Among these purchasers, the People’s Bank of China, the Chinese central bank, led the pack by adding 21 tonnes to its gold reserves in June. This marked the eighth consecutive month of such acquisitions. Since the Chinese central bank started reporting increases in November 2022, its gold reserves have grown by 165 tonnes, an 8% increase. Notably, 103 tonnes were acquired in 2023 alone, making it the largest buyer this year so far. India is also prominently featured among the leading gold buyers.
Other notable gold buyers include Poland, Uzbekistan, the Czech Republic, and Qatar.
In fiscal 2023, the Reserve Bank of India’s (RBI) gold reserves reached 794.64 metric tonnes, a nearly 5% rise compared to fiscal 2022, during which it held 760.42 metric tonnes.
India’s gold reserves, which were under 600 tonnes a decade ago, have surged to about 795 tonnes.
In 2022, central banks’ net purchases of gold amounted to 1135 tonnes, the highest figure since 1967.
The IMF predicts that the US dollar’s share of global reserves will continue to decline as central banks from emerging markets and developing economies aim to diversify the composition of their currency reserves.

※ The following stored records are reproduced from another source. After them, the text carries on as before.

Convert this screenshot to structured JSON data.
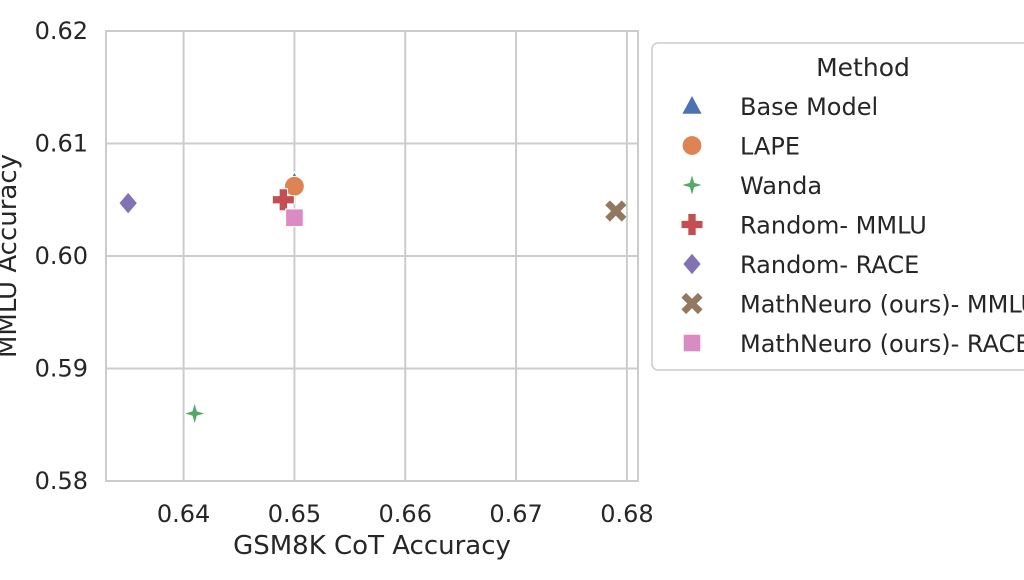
{
  "chart_data": {
    "type": "scatter",
    "title": "",
    "xlabel": "GSM8K CoT Accuracy",
    "ylabel": "MMLU Accuracy",
    "xlim": [
      0.633,
      0.681
    ],
    "ylim": [
      0.58,
      0.62
    ],
    "xticks": [
      "0.64",
      "0.65",
      "0.66",
      "0.67",
      "0.68"
    ],
    "yticks": [
      "0.58",
      "0.59",
      "0.60",
      "0.61",
      "0.62"
    ],
    "grid": true,
    "legend_title": "Method",
    "legend_position": "right, outside plot",
    "series": [
      {
        "name": "Base Model",
        "marker": "triangle",
        "color": "#4C72B0",
        "x": 0.65,
        "y": 0.6065
      },
      {
        "name": "LAPE",
        "marker": "circle",
        "color": "#DD8452",
        "x": 0.65,
        "y": 0.6062
      },
      {
        "name": "Wanda",
        "marker": "star4",
        "color": "#55A868",
        "x": 0.641,
        "y": 0.586
      },
      {
        "name": "Random- MMLU",
        "marker": "plus",
        "color": "#C44E52",
        "x": 0.649,
        "y": 0.605
      },
      {
        "name": "Random- RACE",
        "marker": "diamond",
        "color": "#8172B3",
        "x": 0.635,
        "y": 0.6047
      },
      {
        "name": "MathNeuro (ours)- MMLU",
        "marker": "x",
        "color": "#937860",
        "x": 0.679,
        "y": 0.604
      },
      {
        "name": "MathNeuro (ours)- RACE",
        "marker": "square",
        "color": "#DA8BC3",
        "x": 0.65,
        "y": 0.6034
      }
    ]
  }
}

An economist from a leading Indian bank emphasized that the process of de-dollarisation is gradual, necessitating time. However, emerging geopolitical and geo-economic risks have underscored the importance of countries diversifying their forex reserves to mitigate risks.
The BRICS nations (Brazil, Russia, India, China, South Africa) have indicated their intention to explore the possibility of adopting a common currency. Moreover, countries like India and China have been advancing their international trade using their own currencies.
Fitch’s decision to downgrade the US government could further stress the US dollar. Previously, the threat of a US default significantly impacted the global economy and eroded the dollar’s reputation. The Council on Foreign Relations reported that the US government has maintained an average annual deficit of nearly $1 trillion since 2001. Fitch attributed the recent downgrade from AAA to AA+ to a “steady deterioration in standards of governance.”
Fitch also noted that the downgrade wasn’t solely prompted by the most recent debt ceiling impasse; it reflected a gradual decline in governance standards over the past two decades, particularly concerning fiscal and debt-related matters.